On campus housing shortage at Buff State forces seniors off campus

Posted at 3:01 PM, Dec 20, 2016
and last updated 2016-12-20 15:23:05-05

SUNY Buffalo State has a housing shortage that will affect rising seniors beginning fall 2017.

Buff State sent out a letter to students on Monday to announce that housing priority will be given to underclassmen and rising seniors will have to find off campus housing for their final year.

The college has partnered with Campus Walk, a new private student housing development next to campus on Grant Street and developed by Greenleaf.

"Rising senior-level students can request to be placed on the Buffalo State housing "wait list," but housing will only be provided based upon space availability, which will be determined in July 2017," the letter said.
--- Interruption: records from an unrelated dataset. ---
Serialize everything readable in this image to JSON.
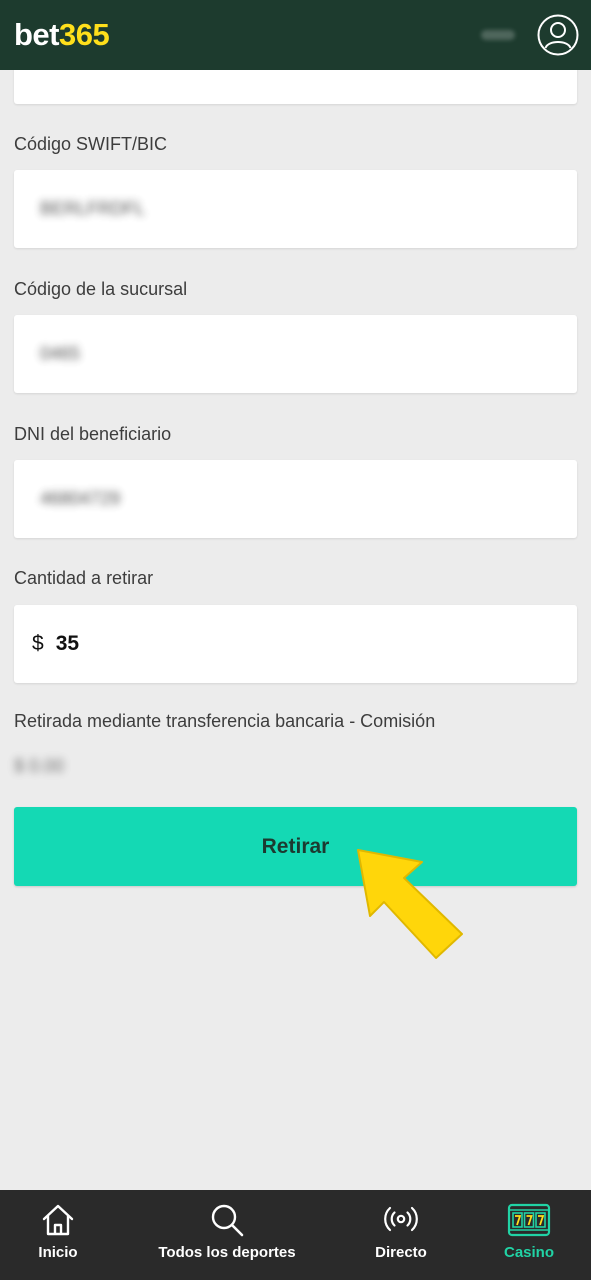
{
  "header": {
    "logo_main": "bet",
    "logo_number": "365"
  },
  "form": {
    "swift": {
      "label": "Código SWIFT/BIC",
      "value": "BERLFRDFL"
    },
    "branch": {
      "label": "Código de la sucursal",
      "value": "0465"
    },
    "dni": {
      "label": "DNI del beneficiario",
      "value": "46804729"
    },
    "amount": {
      "label": "Cantidad a retirar",
      "currency": "$",
      "value": "35"
    },
    "fee": {
      "label": "Retirada mediante transferencia bancaria - Comisión",
      "value": "$ 0.00"
    },
    "submit_label": "Retirar"
  },
  "bottom_nav": {
    "items": [
      {
        "label": "Inicio",
        "icon": "home-icon"
      },
      {
        "label": "Todos los deportes",
        "icon": "search-icon"
      },
      {
        "label": "Directo",
        "icon": "live-broadcast-icon"
      },
      {
        "label": "Casino",
        "icon": "slot-machine-icon",
        "active": true
      }
    ]
  },
  "colors": {
    "header_bg": "#1d3b2e",
    "logo_accent": "#ffdf1b",
    "button_bg": "#14d9b4",
    "nav_bg": "#2a2a2a",
    "active_nav": "#21d3a5",
    "arrow": "#ffd60a"
  }
}
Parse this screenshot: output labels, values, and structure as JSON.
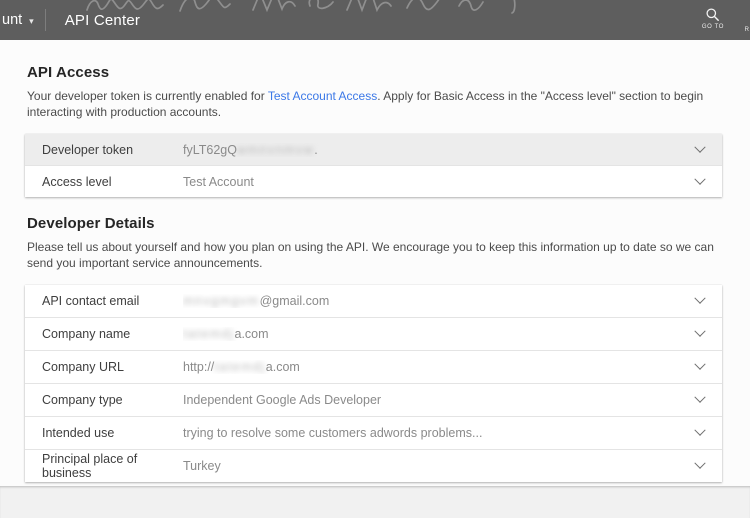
{
  "colors": {
    "header_bg": "#5e5e5e",
    "header_text": "#ffffff",
    "link_blue": "#3b78e7",
    "content_bg": "#fcfcfc",
    "footer_bg": "#f1f1f1",
    "shaded_row_bg": "#ededed",
    "row_bg": "#ffffff",
    "label_text": "#3e3e3e",
    "value_text": "#8a8a8a",
    "heading_text": "#262626",
    "body_text": "#4b4b4b"
  },
  "header": {
    "account_label": "unt",
    "caret_icon": "▾",
    "title": "API Center",
    "goto_label": "GO TO",
    "clipped_label": "R"
  },
  "sections": {
    "api_access": {
      "title": "API Access",
      "desc_before_link": "Your developer token is currently enabled for ",
      "desc_link": "Test Account Access",
      "desc_after_link": ". Apply for Basic Access in the \"Access level\" section to begin interacting with production accounts.",
      "rows": [
        {
          "label": "Developer token",
          "shaded": true,
          "parts": [
            {
              "text": "fyLT62gQ",
              "blur": false
            },
            {
              "text": "wmnvnmvw",
              "blur": true
            },
            {
              "text": ".",
              "blur": false
            }
          ]
        },
        {
          "label": "Access level",
          "shaded": false,
          "parts": [
            {
              "text": "Test Account",
              "blur": false
            }
          ]
        }
      ]
    },
    "developer_details": {
      "title": "Developer Details",
      "desc": "Please tell us about yourself and how you plan on using the API. We encourage you to keep this information up to date so we can send you important service announcements.",
      "rows": [
        {
          "label": "API contact email",
          "shaded": false,
          "parts": [
            {
              "text": "mnvgmgvm",
              "blur": true
            },
            {
              "text": "@gmail.com",
              "blur": false
            }
          ]
        },
        {
          "label": "Company name",
          "shaded": false,
          "parts": [
            {
              "text": "tatemdj",
              "blur": true
            },
            {
              "text": "a.com",
              "blur": false
            }
          ]
        },
        {
          "label": "Company URL",
          "shaded": false,
          "parts": [
            {
              "text": "http://",
              "blur": false
            },
            {
              "text": "tatemdj",
              "blur": true
            },
            {
              "text": "a.com",
              "blur": false
            }
          ]
        },
        {
          "label": "Company type",
          "shaded": false,
          "parts": [
            {
              "text": "Independent Google Ads Developer",
              "blur": false
            }
          ]
        },
        {
          "label": "Intended use",
          "shaded": false,
          "parts": [
            {
              "text": "trying to resolve some customers adwords problems...",
              "blur": false
            }
          ]
        },
        {
          "label": "Principal place of business",
          "shaded": false,
          "parts": [
            {
              "text": "Turkey",
              "blur": false
            }
          ]
        }
      ]
    }
  }
}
The letter says Campus Walk is a 318-bed complex "will feature apartments with private bathrooms for each resident, a common living room, and full-size washers and dryers in each unit. Other amenities will include a central study lounge, a computer lab with Apple products, and a state-of-the-art fitness center."

While this sounds good on paper, a response letter from the United Students Government at Buffalo State says the 314 beds at Campus Walk is not enough to accommodate about 340 rising seniors next fall.

Rising seniors are also concerned about the cost to live at Campus Walk and having to pay more than the other classes.

"The rental rates for the new property will be prohibitively expensive," the letter from USG said. "The cheapest rate in the new off-campus housing complex where rising seniors would be forced to live is the same as the most expensive rates at...the most expensive housing on campus."

The student government group added that the college's retention crisis has to do with this housing policy which bans the students who have been loyal to the school for four years and have not transferred from being guaranteed a place to live.

"A policy that completely excludes rising seniors from getting housing on campus marginalizes rising seniors, and re-enforces the perpetuating cycle that students should transfer to other schools that cater to the entire student population."